Many people associate quantum computing with breaking encryption. How concerned should financial institutions really be?
It is a real concern, but it is often misunderstood. Quantum computers are not suddenly going to break today’s financial security systems overnight. What matters more is long term planning. Financial data is stored for many years, and security decisions made today need to hold up well into the future.
That is why researchers and institutions are studying post quantum security early. The goal is to understand which systems may eventually need to change and how to transition safely over time. This is less about panic and more about preparation, so security upgrades can happen gradually without disrupting financial operations.
Mr. Yerra, how should financial institutions start experimenting with quantum computing without taking on unnecessary risk?
The safest approach is to start small and stay controlled. Financial institutions do not need to overhaul their systems to begin learning. Instead, they can experiment with limited use cases where quantum methods are tested alongside existing systems.
This usually means using hybrid setups, where classical systems continue to run day to day operations, while quantum techniques are explored in research or pilot environments. That way, institutions can measure value, understand limitations, and build internal expertise without putting core systems or regulatory obligations at risk.
What role does communication security play as financial systems become more complex and distributed?
Communication security is foundational to how financial systems work. As systems become more distributed across regions, vendors, and platforms, the way data moves between them becomes just as important as how it is stored.
From a research perspective, this means looking at how messages, transactions, and sensitive information can remain secure over long periods of time, even as technology changes. Studying quantum resistant security methods and secure communication paths helps institutions plan ahead and protect financial data without disrupting existing workflows.
Mr. Yerra, does quantum computing introduce new transparency or governance challenges for financial institutions?
Any new technology brings governance questions, and quantum computing is no different. Financial institutions need to understand how decisions are made, how results are produced, and how systems can be explained to regulators and auditors.
That is why most research and early experimentation focuses on hybrid approaches. By keeping decision making, policies, and reporting in classical systems, institutions can maintain transparency while using quantum methods only to support complex calculations. This helps ensure that innovation does not come at the cost of trust or accountability.
What should financial institutions focus on today if they want to be prepared for quantum computing in the future?
The most important step is awareness and preparation, not immediate adoption. Financial institutions should start by understanding where their most computationally intensive and long term sensitive processes are, especially in risk, settlement, and security.
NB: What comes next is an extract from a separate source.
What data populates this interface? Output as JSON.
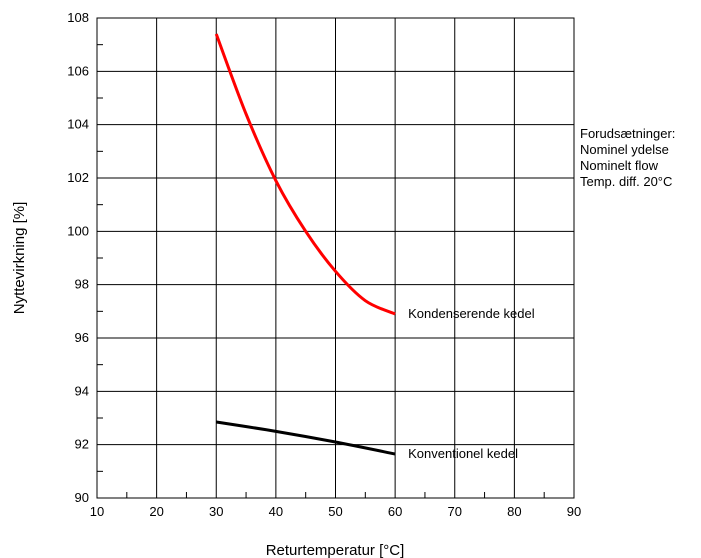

Mr. Yerra, when people look back a few years from now, what do you think will matter most about today’s quantum research in finance?
What will matter most is not who adopts quantum computing first, but who prepares for it responsibly. The research happening today helps financial institutions understand where quantum methods could realistically help and how they should be governed.
That early clarity leads to better designed, better governed, and more secure systems over time. Even if widespread adoption takes years, the work being done now helps ensure financial systems are resilient and able to adapt as technology evolves.